There is an optimistic scenario for the U.S. economy: Europe gets its act together. The pace of world growth quickens, igniting demand for U.S. exports. American politicians agree to a credible compromise that gives the economy a fiscal boost now and restrains deficits later. The housing market turns up. Relieved businesses hire. Relieved consumers spend.

But there are at least two unpleasant scenarios: One is that Europe becomes the epicenter of a financial earthquake on the scale of the crash of 1929 or Lehman Brothers 2008. The other is that Europe muddles through, but the U.S. stagnates for another five years, mired in slow growth, high unemployment and ugly politics.

No one would intentionally choose the second or third, yet policy makers look more likely to stumble into one of those holes than find a path to the happier ending.

Correction: We´re already inside the “hole” and some seem to like it there!

At the end:

A senior U.S. policy maker, a fan of Mr. Ahamed’s book, called me the other day. “Promise me,” he said, “that if you write a sequel about the Great Depression of 2012 that you’ll note that I was one of the guys really trying to head it off.” It was, in a way, one of the few encouraging things I’ve heard lately. It conveyed a welcome appreciation of how large the stakes are. We’d be better off if more policy makers realized that.
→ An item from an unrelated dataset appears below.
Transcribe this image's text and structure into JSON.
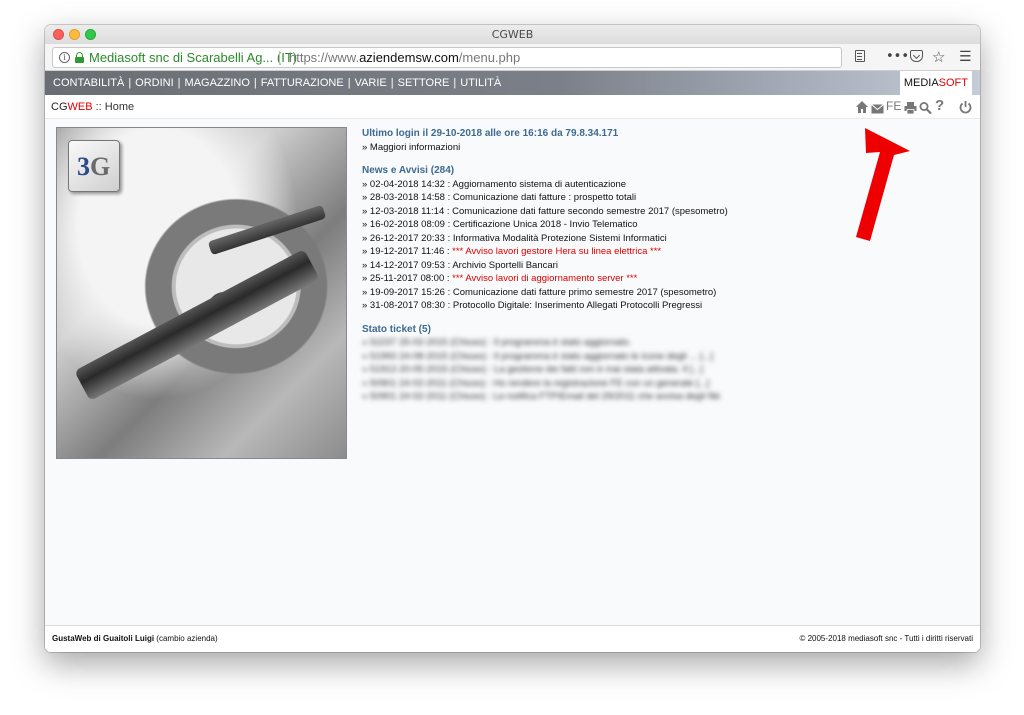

Who could that policy maker be? The only one that comes to my mind is Charles Evans of the Chicago Fed:

Last year about this time economic conditions deteriorated to the point that we undertook discussions on how to provide further monetary accommodation—and we ended up with our second round of large scale asset purchases. Now, one year later, we again find ourselves with a weakened economic outlook and again trying to decide what further accommodation to provide. I’m sure everyone will agree that we seriously don’t want to be in this position again at this time next year. I believe that means we need to take strong action now.